## Initial Pathway Inclusion

This notebook contains initial experiments to use pathway data as a catalyst to facilitate finding biclusters of genes that contribute to the same biological processes. The very first idea is to look up which genes collaborate in which pathways. A pathway is then added as a one-hot-encoded vector to the data matrix. An item in this vector is set to 1 if the corresponding gene contributes to the pathway. After finding biclusters, the pathway rows are removed again. Hopefully, this will make it easier for the biclustering algorithm to find biclusters.

For further research: another idea to model the problem including pathway information would be to use a bipartite graph in which one set corresponds to the samples and another set corresponds to the genes. A node between those two sets has a weight that corresponds to the expression level of that gene in the sample.
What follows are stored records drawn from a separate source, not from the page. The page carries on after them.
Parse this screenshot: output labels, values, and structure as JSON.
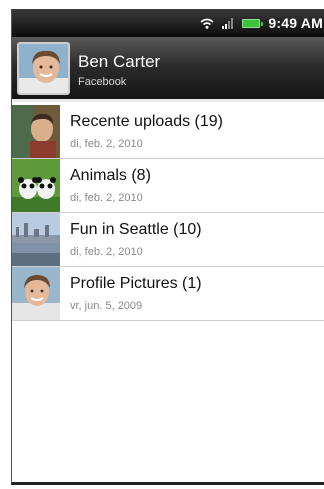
{
  "status_bar": {
    "time": "9:49 AM",
    "icons": [
      "wifi-icon",
      "signal-icon",
      "battery-icon"
    ],
    "battery_color": "#39c43a"
  },
  "header": {
    "name": "Ben Carter",
    "source": "Facebook"
  },
  "albums": [
    {
      "title": "Recente uploads (19)",
      "date": "di, feb. 2, 2010"
    },
    {
      "title": "Animals (8)",
      "date": "di, feb. 2, 2010"
    },
    {
      "title": "Fun in Seattle (10)",
      "date": "di, feb. 2, 2010"
    },
    {
      "title": "Profile Pictures (1)",
      "date": "vr, jun. 5, 2009"
    }
  ]
}
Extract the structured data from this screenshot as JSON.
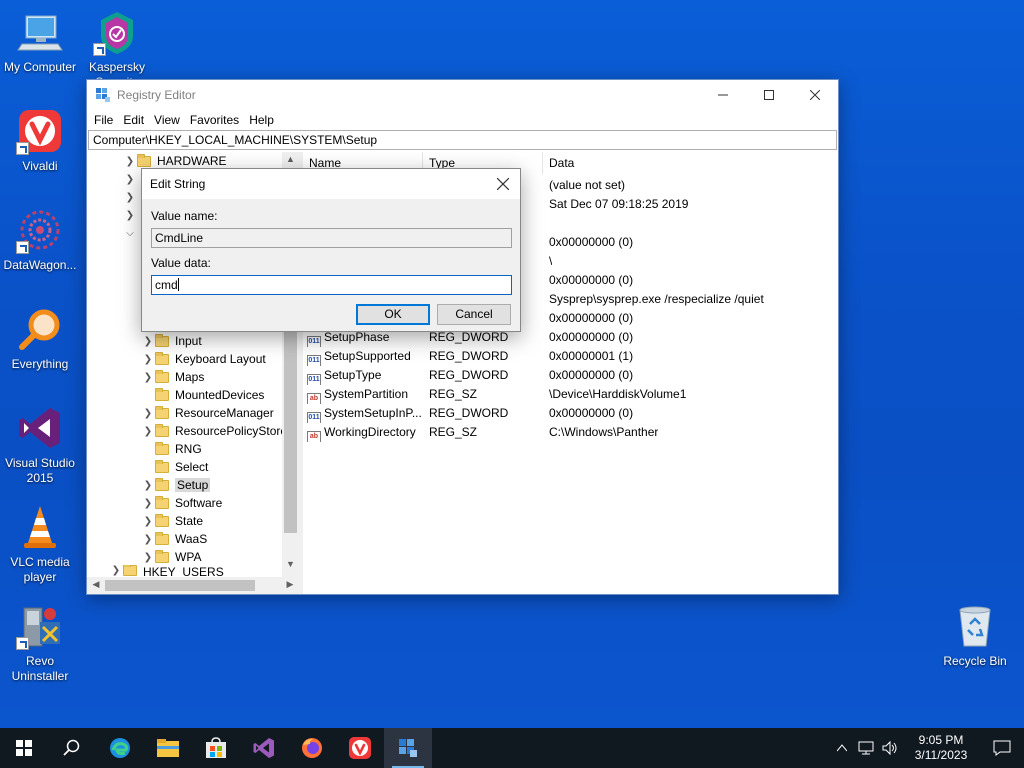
{
  "desktop": {
    "icons": [
      {
        "label": "My Computer"
      },
      {
        "label": "Kaspersky Security"
      },
      {
        "label": "Vivaldi"
      },
      {
        "label": "DataWagon..."
      },
      {
        "label": "Everything"
      },
      {
        "label": "Visual Studio 2015"
      },
      {
        "label": "VLC media player"
      },
      {
        "label": "Revo Uninstaller"
      },
      {
        "label": "Recycle Bin"
      }
    ]
  },
  "regedit": {
    "title": "Registry Editor",
    "menu": [
      "File",
      "Edit",
      "View",
      "Favorites",
      "Help"
    ],
    "address": "Computer\\HKEY_LOCAL_MACHINE\\SYSTEM\\Setup",
    "tree": [
      {
        "label": "HARDWARE"
      },
      {
        "label": "Input"
      },
      {
        "label": "Keyboard Layout"
      },
      {
        "label": "Maps"
      },
      {
        "label": "MountedDevices"
      },
      {
        "label": "ResourceManager"
      },
      {
        "label": "ResourcePolicyStore"
      },
      {
        "label": "RNG"
      },
      {
        "label": "Select"
      },
      {
        "label": "Setup"
      },
      {
        "label": "Software"
      },
      {
        "label": "State"
      },
      {
        "label": "WaaS"
      },
      {
        "label": "WPA"
      },
      {
        "label": "HKEY_USERS"
      }
    ],
    "columns": {
      "name": "Name",
      "type": "Type",
      "data": "Data"
    },
    "rows_hidden_data": [
      "(value not set)",
      "Sat Dec 07 09:18:25 2019",
      "0x00000000 (0)",
      "\\",
      "0x00000000 (0)",
      "Sysprep\\sysprep.exe /respecialize /quiet",
      "0x00000000 (0)"
    ],
    "rows": [
      {
        "name": "SetupPhase",
        "type": "REG_DWORD",
        "data": "0x00000000 (0)",
        "kind": "dword"
      },
      {
        "name": "SetupSupported",
        "type": "REG_DWORD",
        "data": "0x00000001 (1)",
        "kind": "dword"
      },
      {
        "name": "SetupType",
        "type": "REG_DWORD",
        "data": "0x00000000 (0)",
        "kind": "dword"
      },
      {
        "name": "SystemPartition",
        "type": "REG_SZ",
        "data": "\\Device\\HarddiskVolume1",
        "kind": "sz"
      },
      {
        "name": "SystemSetupInP...",
        "type": "REG_DWORD",
        "data": "0x00000000 (0)",
        "kind": "dword"
      },
      {
        "name": "WorkingDirectory",
        "type": "REG_SZ",
        "data": "C:\\Windows\\Panther",
        "kind": "sz"
      }
    ]
  },
  "dialog": {
    "title": "Edit String",
    "value_name_label": "Value name:",
    "value_name": "CmdLine",
    "value_data_label": "Value data:",
    "value_data": "cmd",
    "ok": "OK",
    "cancel": "Cancel"
  },
  "taskbar": {
    "time": "9:05 PM",
    "date": "3/11/2023"
  },
  "icon_names": {
    "dword_badge": "011",
    "sz_badge": "ab"
  }
}
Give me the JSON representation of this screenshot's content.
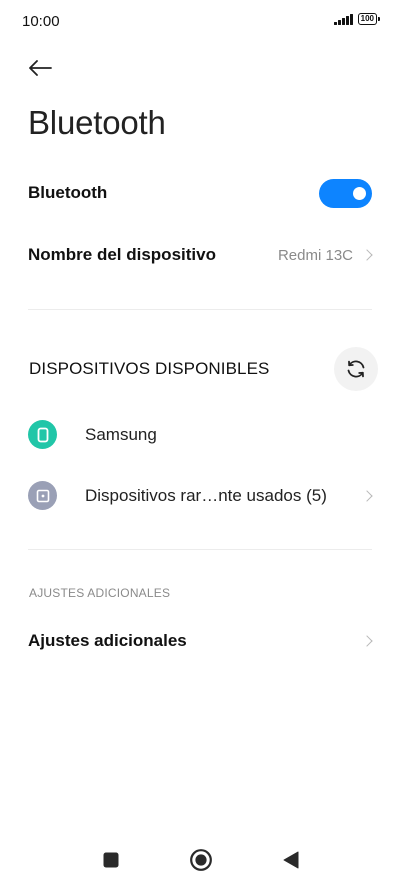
{
  "status_bar": {
    "time": "10:00",
    "battery": "100",
    "icons": [
      "signal-icon",
      "battery-icon"
    ]
  },
  "header": {
    "back_icon": "back-arrow-icon",
    "title": "Bluetooth"
  },
  "bluetooth_toggle": {
    "label": "Bluetooth",
    "on": true,
    "accent_color": "#0d84ff"
  },
  "device_name": {
    "label": "Nombre del dispositivo",
    "value": "Redmi 13C"
  },
  "available_devices": {
    "header": "DISPOSITIVOS DISPONIBLES",
    "refresh_icon": "refresh-icon",
    "items": [
      {
        "name": "Samsung",
        "icon": "phone-icon",
        "icon_color": "#21c6a8"
      },
      {
        "name": "Dispositivos rar…nte usados (5)",
        "icon": "device-icon",
        "icon_color": "#9aa0b6"
      }
    ]
  },
  "additional": {
    "subheader": "AJUSTES ADICIONALES",
    "item_label": "Ajustes adicionales"
  },
  "nav_bar": {
    "icons": [
      "recents-icon",
      "home-icon",
      "back-icon"
    ]
  }
}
To avoid a fully connection between those two sets, one could remove nodes that have a weight smaller than $\epsilon$. The pathway information could be added by connecting gene nodes with each other that contribute to the same pathway.

 ### Tasks
 * #### Find bi-cluster algorithm to detect overlapping clusters (in the best case with open source)
 * #### Check out BicOverlapper 2.0: visual analysis for gene expression
 * #### How many pathways for the human are there in the KEGG database?
 * #### What would be nice threshoulds for pathways to include them as additional information
 * #### Is PPI based on pathway data or vice versa?
 * #### Structure mid-term presentation

---

## 1. Find bi-cluster algorithm to detect overlapping clusters (in the best case with open source)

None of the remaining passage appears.